Рудин откинул назад свои седые и уже жидкие волосы тем самым движением
руки, какие он некогда отбрасывал свои темные и густые кудри.
- Ну, слушай, - начал он. - Сошелся я в Москве с одним довольно
странным господином. Он был очень богат и владел обширными поместьями; не
служил. Главная, единственная его страсть была любовь к науке, к науке
вообще. До сих пор я постигнуть не могу, почему эта страсть в нем
проявилась! Шла она к нему, как к корове седло. Сам он с усилием держался на
высоте ума и говорить почти не умел, только поводил выразительно глазами и
значительно покачивал головой. Я, брат, не встречал бездарнее и бедней его
природы... В Смоленской губернии есть такие места - песок и больше ничего,
да изредка трава, которую ни одно животное есть не станет. Ничего ему в руки
не давалось - все так и ползло от него прочь, подальше; а он еще помешан был
на том, чтобы все легкое делать трудным. Если бы это зависело от его
распоряжений, у него бы люди ели пятками, право. Работал, писал и читал он
неутомимо. Он ухаживал за наукой с какою-то упрямой настойчивостью, с
терпением страшным; самолюбие в нем было огромное, и характер он имел
железный. Он жил один и слыл чудаком. Я познакомился с ним... ну, и
понравился ему. Я, признаюсь, скоро его понял, но рвение его меня тронуло.
Притом, он владел такими средствами, столько можно было через него сделать
добра, принести пользы существенной... Я поселился у него и уехал с ним,
наконец, в его деревню. Планы, брат, у меня были громадные: я мечтал о
разных усовершенствованиях, нововведениях...
- Как у Ласунской, помнишь, - заметил Лежнев с добродушной улыбкой.

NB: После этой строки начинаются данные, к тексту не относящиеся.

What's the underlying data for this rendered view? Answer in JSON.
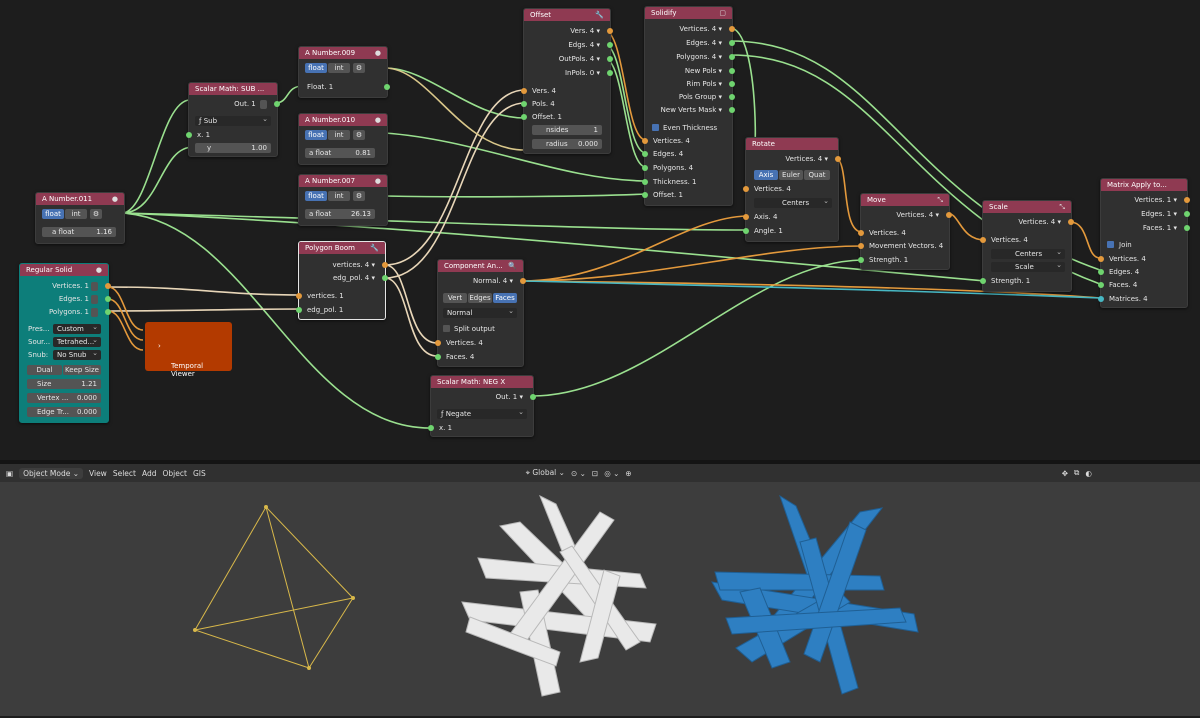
{
  "nodes": {
    "scalar_sub": {
      "title": "Scalar Math: SUB ...",
      "out": "Out. 1",
      "mode": "Sub",
      "x": "x. 1",
      "y_label": "y",
      "y_value": "1.00"
    },
    "num009": {
      "title": "A Number.009",
      "float": "float",
      "int": "int",
      "out": "Float. 1"
    },
    "num010": {
      "title": "A Number.010",
      "float": "float",
      "int": "int",
      "label": "a float",
      "value": "0.81"
    },
    "num007": {
      "title": "A Number.007",
      "float": "float",
      "int": "int",
      "label": "a float",
      "value": "26.13"
    },
    "num011": {
      "title": "A Number.011",
      "float": "float",
      "int": "int",
      "label": "a float",
      "value": "1.16"
    },
    "offset": {
      "title": "Offset",
      "outs": [
        "Vers. 4",
        "Edgs. 4",
        "OutPols. 4",
        "InPols. 0"
      ],
      "ins": [
        "Vers. 4",
        "Pols. 4",
        "Offset. 1"
      ],
      "nsides_label": "nsides",
      "nsides_value": "1",
      "radius_label": "radius",
      "radius_value": "0.000"
    },
    "solidify": {
      "title": "Solidify",
      "outs": [
        "Vertices. 4",
        "Edges. 4",
        "Polygons. 4",
        "New Pols",
        "Rim Pols",
        "Pols Group",
        "New Verts Mask"
      ],
      "even": "Even Thickness",
      "ins": [
        "Vertices. 4",
        "Edges. 4",
        "Polygons. 4",
        "Thickness. 1",
        "Offset. 1"
      ]
    },
    "rotate": {
      "title": "Rotate",
      "out": "Vertices. 4",
      "tabs": [
        "Axis",
        "Euler",
        "Quat"
      ],
      "centers": "Centers",
      "ins": [
        "Vertices. 4",
        "Axis. 4",
        "Angle. 1"
      ]
    },
    "move": {
      "title": "Move",
      "out": "Vertices. 4",
      "ins": [
        "Vertices. 4",
        "Movement Vectors. 4",
        "Strength. 1"
      ]
    },
    "scale": {
      "title": "Scale",
      "out": "Vertices. 4",
      "in_vertices": "Vertices. 4",
      "centers": "Centers",
      "scale": "Scale",
      "in_strength": "Strength. 1"
    },
    "matrix": {
      "title": "Matrix Apply to...",
      "outs": [
        "Vertices. 1",
        "Edges. 1",
        "Faces. 1"
      ],
      "join": "Join",
      "ins": [
        "Vertices. 4",
        "Edges. 4",
        "Faces. 4",
        "Matrices. 4"
      ]
    },
    "polyboom": {
      "title": "Polygon Boom",
      "outs": [
        "vertices. 4",
        "edg_pol. 4"
      ],
      "ins": [
        "vertices. 1",
        "edg_pol. 1"
      ]
    },
    "component": {
      "title": "Component An...",
      "out": "Normal. 4",
      "tabs": [
        "Vert",
        "Edges",
        "Faces"
      ],
      "mode": "Normal",
      "split": "Split output",
      "ins": [
        "Vertices. 4",
        "Faces. 4"
      ]
    },
    "scalar_neg": {
      "title": "Scalar Math: NEG X",
      "out": "Out. 1",
      "mode": "Negate",
      "x": "x. 1"
    },
    "regular": {
      "title": "Regular Solid",
      "outs": [
        "Vertices. 1",
        "Edges. 1",
        "Polygons. 1"
      ],
      "preset_label": "Pres...",
      "preset": "Custom",
      "source_label": "Sour...",
      "source": "Tetrahed...",
      "snub_label": "Snub:",
      "snub": "No Snub",
      "dual": "Dual",
      "keep": "Keep Size",
      "size_label": "Size",
      "size": "1.21",
      "vertex_label": "Vertex ...",
      "vertex": "0.000",
      "edge_label": "Edge Tr...",
      "edge": "0.000"
    },
    "viewer": {
      "title": "Temporal Viewer"
    }
  },
  "header": {
    "mode": "Object Mode",
    "menu": [
      "View",
      "Select",
      "Add",
      "Object",
      "GIS"
    ],
    "orientation": "Global"
  },
  "colors": {
    "node_header": "#8f3a52",
    "vertex_socket": "#e3993c",
    "number_socket": "#6fd46f",
    "matrix_socket": "#47b8c4",
    "viewer": "#b33a00",
    "regular_solid": "#0d7e7a",
    "wire_mesh": "#e6cf4a",
    "solid_white": "#e8e8e8",
    "solid_blue": "#2e7fc2"
  }
}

- Какое! там я знал, в душе, что из слов моих ничего не выйдет; а
тут... тут совсем другое поле раскрывалось передо мною... Я навез с собою
агрономических книг... правда, я до конца не прочел ни одной... ну, и
приступил к делу. Сначала оно не пошло, как я и ожидал, а потом оно как
будто и пошло. Мой новый друг все помалчивал да посматривал, не мешал мне,
то есть до известной степени не мешал мне. Он принимал мои предложения и
исполнял их, но с упорством, туго, с тайной недоверчивостью, и все гнул на
свое. Он чрезвычайно дорожил каждой своей мыслью. Взберется на нее с
усилием, как божия коровка на конец былинки, и сидит, сидит на ней, все как
будто крылья расправляет и полететь собирается - и вдруг свалится, и опять
полезет ... Не удивляйся всем этим сравнениям. Они еще тогда накипели у меня
на душе. Так я вот и бился года два. Дело подвигалось плохо, несмотря на все
мои хлопоты. Начал я уставать, приятель мой надоедал мне, я стал язвить его,
он давил меня, словно перина; недоверчивость его перешла в глухое
раздражение, неприязненное чувство охватывало нас обоих, мы уже не могли
говорить ни о чем; он исподтишка, но беспрестанно старался доказать мне, что
не подчиняется моему влиянию; распоряжения мои либо искажались, либо
отменялись вовсе... Я заметил, наконец, что состою у господина помещика в
качестве приживальщика по части умственных упражнений. Горько мне стало
тратить попусту время и силы, горько почувствовать, что я опять и опять
обманулся в своих ожиданиях. Я знал очень хорошо, что' я терял, уезжая; но я
не мог сладить с собой и в один день, вследствие тяжелой и возмутительной
сцены, которой я был свидетелем и которая показала мне моего приятеля со
стороны уже слишком невыгодной, я рассорился с ним окончательно и уехал,
бросил барича-педанта, вылепленного из степной муки с примесью немецкой
патоки...
- То есть бросил насущный кусок хлеба, - проговорил Лежнев и положил
обе руки на плечи Рудину.
- Да, и очутился опять легок и гол в пустом пространстве. Лети, мол,
куда хочешь... Эх, выпьем!
- За твое здоровье!- промолвил Лежнев, приподнялся и поцеловал Рудина в
лоб. - За твое здоровье и в память Покорского... Он также умел остаться
нищим.
- Вот тебе и нумер первый моих похождений, - начал спустя немного
Рудин. - Продолжать, что ли?
- Продолжай, пожалуйста.
- Эх! да говорить-то не хочется. Устал я говорить, брат... Ну, однако,
так и быть. Потолкавшись еще по разным местам... кстати, я бы мог рассказать
тебе, как я попал было в секретари к благонамеренному сановному лицу и что
из этого вышло; но это завело бы нас слишком далеко... Потолкавшись по
разным местам, я решился сделаться, наконец... не смейся, пожалуйста...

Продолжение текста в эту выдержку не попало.